Manual review was also very useful in identifying where we might want to create new categories, for items such as sewing machines which occur fairly frequently but don’t currently have a dedicated category. A big thanks to Restart volunteer Stefania Fantini for her fine-grain review of the data in this project.
Next, we looked at how best to align data with a common standard in order to ‘normalise’ it. We saw several variant spellings of brand names, and also some data where model and brand had been conflated; to avoid this it would be preferable for the Fixometer to guide the user towards standardised forms of each. For example:
|Brand (current)||Model (current)||Brand (target)||Model (target)|
|iPhone 4S||(blank)||Apple||iPhone 4S|
|Black & Deckre||drill||Black & Decker||Drill|
|Black and decker||sander||Black & Decker||Sander|
This would need a clean source of reference data for brands and models; for this we investigated using open data sources including WikiData and Open Knowledge International, the iFixit product set, Google Product identifiers and the World Intellectual Property Organization brand database, as well as self-referencing the data from Fixometer.

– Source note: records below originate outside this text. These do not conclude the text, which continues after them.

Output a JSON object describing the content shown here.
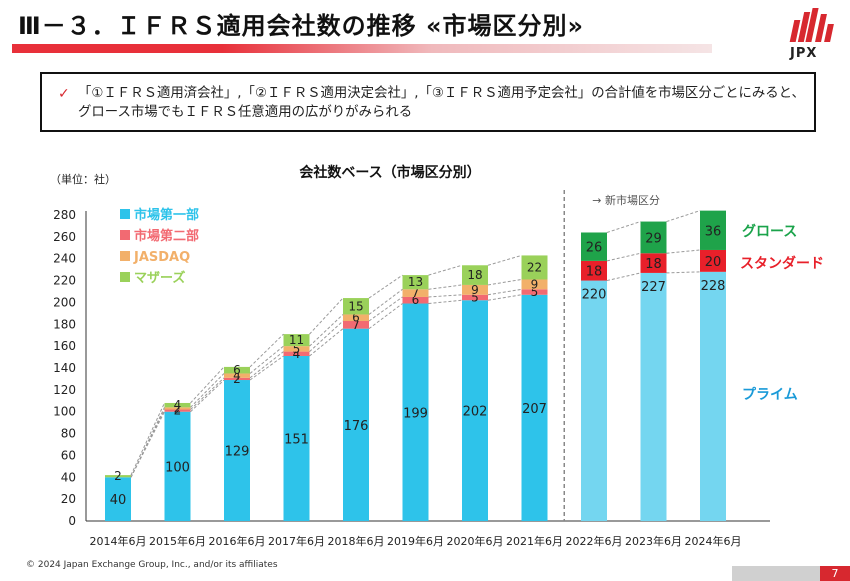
{
  "header": {
    "title": "Ⅲ－３．ＩＦＲＳ適用会社数の推移 «市場区分別»",
    "logo_text": "JPX"
  },
  "note": {
    "text": "「①ＩＦＲＳ適用済会社」,「②ＩＦＲＳ適用決定会社」,「③ＩＦＲＳ適用予定会社」の合計値を市場区分ごとにみると、グロース市場でもＩＦＲＳ任意適用の広がりがみられる"
  },
  "footer": {
    "copyright": "© 2024 Japan Exchange Group, Inc., and/or its affiliates",
    "page_number": "7"
  },
  "colors": {
    "cyan_old": "#2ec3ea",
    "cyan_new": "#74d6f0",
    "red": "#f26a72",
    "red_new": "#e8202a",
    "orange": "#f2b06a",
    "green": "#9ad15a",
    "green_new": "#1fa34a",
    "label_green": "#1aa34a",
    "label_red": "#e8202a",
    "label_blue": "#1a9ad8"
  },
  "chart_data": {
    "type": "bar",
    "stacked": true,
    "title": "会社数ベース（市場区分別）",
    "unit_label": "（単位：社）",
    "new_market_label": "→ 新市場区分",
    "ylim": [
      0,
      280
    ],
    "yticks": [
      0,
      20,
      40,
      60,
      80,
      100,
      120,
      140,
      160,
      180,
      200,
      220,
      240,
      260,
      280
    ],
    "categories": [
      "2014年6月",
      "2015年6月",
      "2016年6月",
      "2017年6月",
      "2018年6月",
      "2019年6月",
      "2020年6月",
      "2021年6月",
      "2022年6月",
      "2023年6月",
      "2024年6月"
    ],
    "old_market": {
      "series": [
        {
          "name": "市場第一部",
          "values": [
            40,
            100,
            129,
            151,
            176,
            199,
            202,
            207
          ]
        },
        {
          "name": "市場第二部",
          "values": [
            0,
            2,
            2,
            4,
            7,
            6,
            5,
            5
          ]
        },
        {
          "name": "JASDAQ",
          "values": [
            0,
            2,
            4,
            5,
            6,
            7,
            9,
            9
          ]
        },
        {
          "name": "マザーズ",
          "values": [
            2,
            4,
            6,
            11,
            15,
            13,
            18,
            22
          ]
        }
      ]
    },
    "new_market": {
      "series": [
        {
          "name": "プライム",
          "values": [
            220,
            227,
            228
          ]
        },
        {
          "name": "スタンダード",
          "values": [
            18,
            18,
            20
          ]
        },
        {
          "name": "グロース",
          "values": [
            26,
            29,
            36
          ]
        }
      ]
    },
    "data_labels": {
      "old": [
        [
          "40",
          "",
          "",
          "2"
        ],
        [
          "100",
          "2",
          "2",
          "4"
        ],
        [
          "129",
          "2",
          "4",
          "6"
        ],
        [
          "151",
          "4",
          "5",
          "11"
        ],
        [
          "176",
          "7",
          "6",
          "15"
        ],
        [
          "199",
          "6",
          "7",
          "13"
        ],
        [
          "202",
          "5",
          "9",
          "18"
        ],
        [
          "207",
          "5",
          "9",
          "22"
        ]
      ],
      "new": [
        [
          "220",
          "18",
          "26"
        ],
        [
          "227",
          "18",
          "29"
        ],
        [
          "228",
          "20",
          "36"
        ]
      ]
    }
  }
}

WikiData in particular has the benefit of being open, actively maintained, with good query tools and a well established model for describing an item (e.g. “iPhone 4S” is a subclass of “iPhone”, which is a subclass of “Mobile Device”, and is manufactured by “Apple”).
Google have been working towards standardisation of product data but is really intended for merchants, didn’t seem particularly accessible and is unlikely to include legacy products.
The iFixit dataset is especially appropriate given it is geared toward repair, and the iFixit website’s product selector for repair guides is a good example of how to prompt a user to provide detailed input without it being tedious.
This needs further work to reach a conclusion, and should be done as part of defining the Open Repair Data Standard.
Machine learning and the future
Finally we looked at using Machine Learning to automatically (re)classify each device record based on existing data (category, brand/model and comments).
We used uclassify.com, a web service for training and using classifiers which could be integrated with Fixometer. Early results on this are promising, particularly for automatically assigning the device category based on the brand/model/comment.
This would be useful for further data cleansing, and could potentially simplify the data capture process in the Fixometer, which would improve data quality.